Он был уже сыт, и слегка хмелен от этого. И мог смотреть на нее, не пряча глаз. Он нашел еще одно определение красоты этой женщины: она была стержнем всего того, что было вокруг них: хаты, убранства, цветения сада, солнечного нового дня, весны… Если бы не было Анны, вполне могло оказаться так, что была бы скупая на краски, черно-белая и холодная зима.
— Меня — Александром, — ответил он. — Вот только не знаю, благодарить вас или нет… Я не знаю, как и почему я оказался здесь.

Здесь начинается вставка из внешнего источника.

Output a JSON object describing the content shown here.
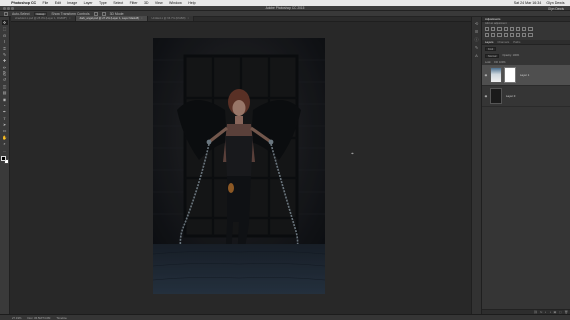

Анна как-то излишне скрупулезно стала стирать ладонью крошки со стола. Было видно, что она серьезно над чем-то размышляет.
— Вы мой гость, — неуверенно, не смотря на него, произнесла она.
— По тому, как я попал сюда, можно сказать, что я пленник, а не гость… От приглашения у меня на теле остались такие синяки, что повернуться, поверьте, совсем не просто.
— Вас это сильно беспокоит? — обеспокоилась она.
— Можно терпеть.
Она протянула руку и коснулась его руки, лежащей на столе. Касание было полно ласки настолько, что хотелось продлить это мгновение на века, но Александр руку убрал.
— Почему я нахожусь здесь? — Он решил быть более конкретным.
— Вы не пленник, и в любой момент можете выйти отсюда, но прошу вас не торопиться использовать такую возможность. — Она продолжала собирать со стола крошки хлеба.
— Вы уговариваете меня остаться? Ради чего?
Анна встала и прошла к раскрытому окну, протянула руку с крошками, и в следующее мгновение помещение заполнил звонкий и густой птичий гам. Воробьи, синички, и еще какие-то мелкие птицы налетели на корм и клевали его прямо с руки женщины. Она при этом счастливо улыбалась, пальцами другой руки осторожно поглаживала маленькие птичьи головки. Саша сидел, открыв рот от удивления. Ему приходилось кормить белок и птиц с рук в городских парках, но как он ни старался, но добиться полного расположения от животных и пернатых не мог. Любая его попытка коснуться их была напрасной — птицы улетали, а белки проворно заскакивали на ближайший ствол дерева.
Анна повернула лицо к Александру и тихо, шепотом произнесла:
— Подумайте о своей мечте более ярко. Попробуйте!
Он не понял, о чём она говорила. Анна, видя его растерянность, пояснила.
— Вы только что мечтали о чем-то, Саша. Точно мечтали. Захотите эту мечту так, как никогда не желали. Сделайте ее главной в этот момент!
Он еще больше растерялся: о чем он мечтал? Кажется, совсем ни о чем, скорее совсем наоборот, завидовал любви птиц к этой женщине… И тут догадка озарила его: а не может ли быть зависть той же самой мечтой?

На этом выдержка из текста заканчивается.